Por si esto no fuera suficiente, existe un conflicto territorial entre Colima y Jalisco, lo cual les ha privado de su derecho de acceso a una jurisdicción, debido a que no pueden tener acceso a servicios básicos como agua potable y luz, ni tampoco seguridad ciudadana y justicia. Esto ha permitido la comisión de delitos del crimen organizado, las múltiples violaciones a derechos humanos por parte de autoridades de diferentes ámbitos y niveles de competencia, así como la explotación y desgaste de sus tierras por la extracción de hierro a cielo abierto, realizada impunemente por consorcios mineros. Todo esto ha tenido como resultado la precarización de la vida, el desplazamiento forzado y la falta de oportunidades a una vida digna de todos las personas de la comunidad.

Han sido interpuestas numerosas denuncias ante las autoridades para dar a conocer esta grave situación, ya sea por delitos, violaciones a derechos humanos o daños ambientales, pero ninguna ha prosperado. Por ejemplo, pese a la Recomendación 122/1995, emitida por la Comisión Nacional de Derechos Humanos, donde se documentó este contexto de violencia sistemática y estructural contra la comunidad por parte de agentes estatales y particulares, los gobiernos de los estados de Colima y Jalisco no han cumplido totalmente la Recomendación. Por otro lado, desde 1995 hasta el día de hoy no han sido resueltas las controversias territoriales que fueron iniciadas en la Suprema Corte de Justicia de la Nación y están radicadas en el Senado.

Esto orilló en 2008 a la comunidad a acercarse a las peticionarias con el fin de interponer una denuncia ante la CIDH sobre la violación sistemática a sus derechos, la cual no ha había sido atendida por las autoridades mexicanas. En este sentido, algunas personas de la comunidad han hecho públicos sus reclamos de justicia y verdad, por lo que han sido blanco de ataques. De hecho, el último tuvo lugar en la Conmemoración de la “Matanza de Timbillos”, con el objetivo de dar un mensaje claro, como hace 100 años: persuadir a la comunidad para que desista de su lucha por la verdad y justicia.

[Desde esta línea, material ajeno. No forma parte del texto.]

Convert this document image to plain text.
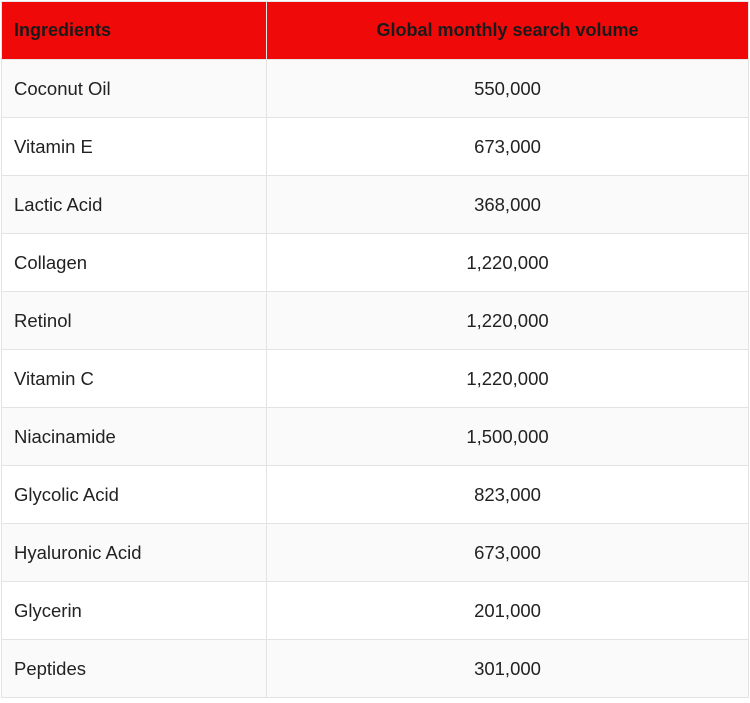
Ingredients	Global monthly search volume
Coconut Oil	550,000
Vitamin E	673,000
Lactic Acid	368,000
Collagen	1,220,000
Retinol	1,220,000
Vitamin C	1,220,000
Niacinamide	1,500,000
Glycolic Acid	823,000
Hyaluronic Acid	673,000
Glycerin	201,000
Peptides	301,000
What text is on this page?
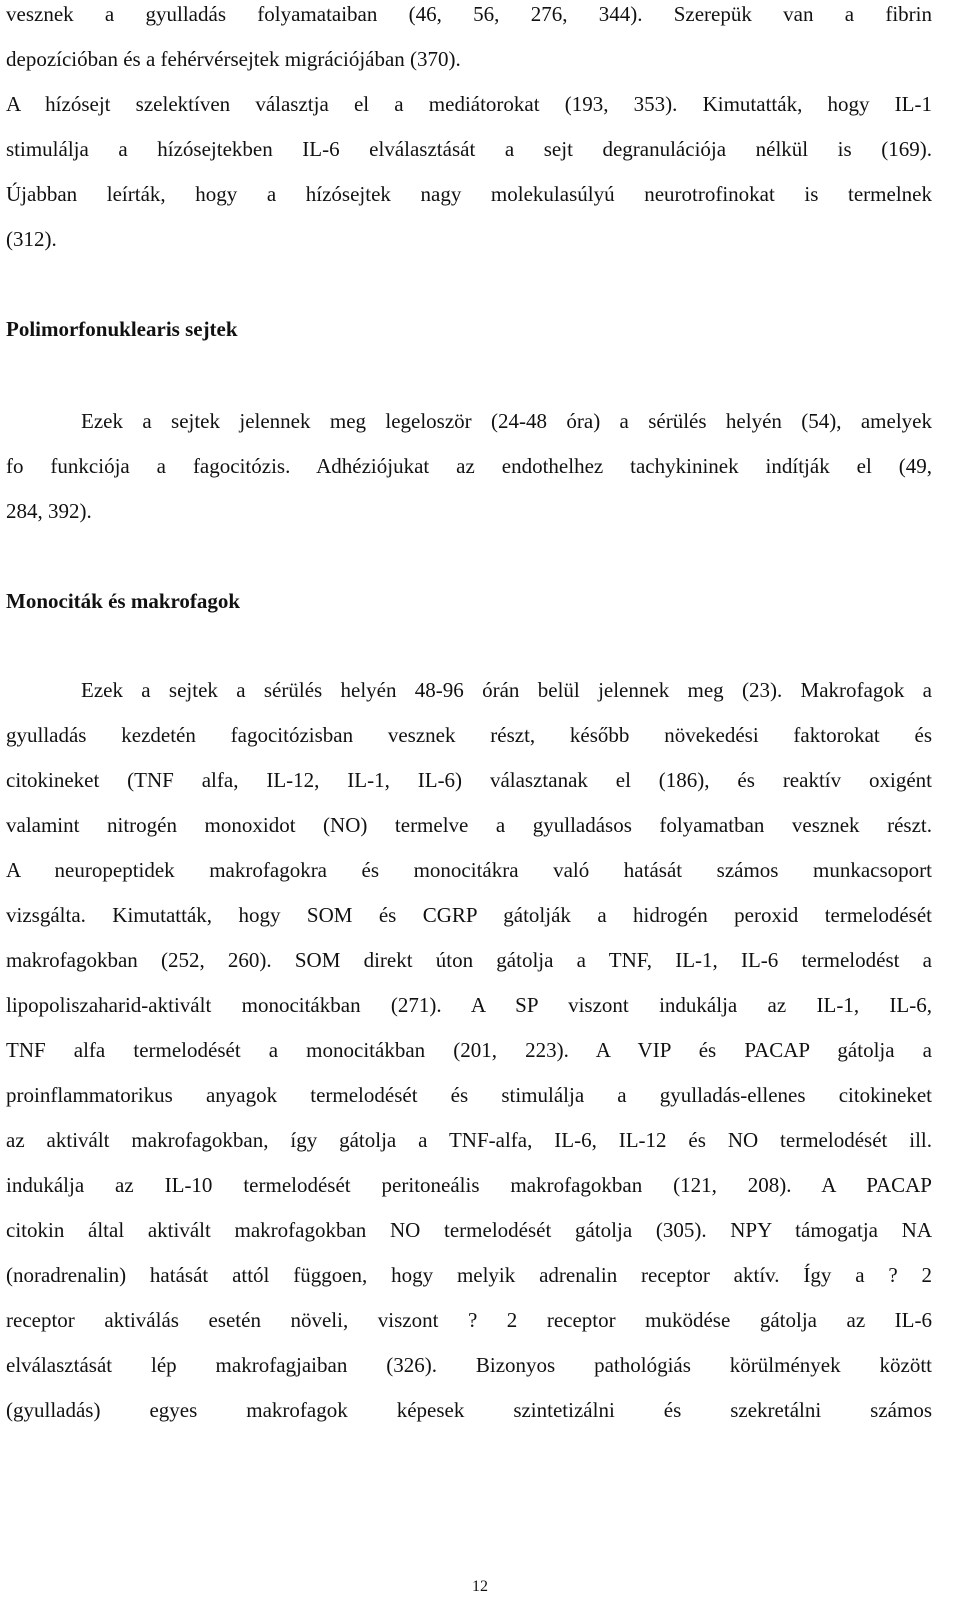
vesznek a gyulladás folyamataiban (46, 56, 276, 344). Szerepük van a fibrin
depozícióban és a fehérvérsejtek migrációjában (370).
A hízósejt szelektíven választja el a mediátorokat (193, 353). Kimutatták, hogy IL-1
stimulálja a hízósejtekben IL-6 elválasztását a sejt degranulációja nélkül is (169).
Újabban leírták, hogy a hízósejtek nagy molekulasúlyú neurotrofinokat is termelnek
(312).
Polimorfonuklearis sejtek
Ezek a sejtek jelennek meg legeloször (24-48 óra) a sérülés helyén (54), amelyek
fo funkciója a fagocitózis. Adhéziójukat az endothelhez tachykininek indítják el (49,
284, 392).
Monociták és makrofagok
Ezek a sejtek a sérülés helyén 48-96 órán belül jelennek meg (23). Makrofagok a
gyulladás kezdetén fagocitózisban vesznek részt, később növekedési faktorokat és
citokineket (TNF alfa, IL-12, IL-1, IL-6) választanak el (186), és reaktív oxigént
valamint nitrogén monoxidot (NO) termelve a gyulladásos folyamatban vesznek részt.
A neuropeptidek makrofagokra és monocitákra való hatását számos munkacsoport
vizsgálta. Kimutatták, hogy SOM és CGRP gátolják a hidrogén peroxid termelodését
makrofagokban (252, 260). SOM direkt úton gátolja a TNF, IL-1, IL-6 termelodést a
lipopoliszaharid-aktivált monocitákban (271). A SP viszont indukálja az IL-1, IL-6,
TNF alfa termelodését a monocitákban (201, 223). A VIP és PACAP gátolja a
proinflammatorikus anyagok termelodését és stimulálja a gyulladás-ellenes citokineket
az aktivált makrofagokban, így gátolja a TNF-alfa, IL-6, IL-12 és NO termelodését ill.
indukálja az IL-10 termelodését peritoneális makrofagokban (121, 208). A PACAP
citokin által aktivált makrofagokban NO termelodését gátolja (305). NPY támogatja NA
(noradrenalin) hatását attól függoen, hogy melyik adrenalin receptor aktív. Így a ? 2
receptor aktiválás esetén növeli, viszont ? 2 receptor muködése gátolja az IL-6
elválasztását lép makrofagjaiban (326). Bizonyos pathológiás körülmények között
(gyulladás) egyes makrofagok képesek szintetizálni és szekretálni számos
12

Finalmente, celebramos la intención del Estado mexicano de buscar una solución amistosa ante la CIDH, pero a la vez lo llamamos a reparar integralmente las violaciones contra la comunidad indígena de Ayotitlán, reconociendo así su proceso de exigencia, y con ello siente un precedente que irradie el sistema jurídico mexicano para que éste respete y garantice el pleno goce y ejercicio de los derechos de los pueblos y comunidades indígenas.

* Gisel Mateos González es colaboradora del CDH Vitoria.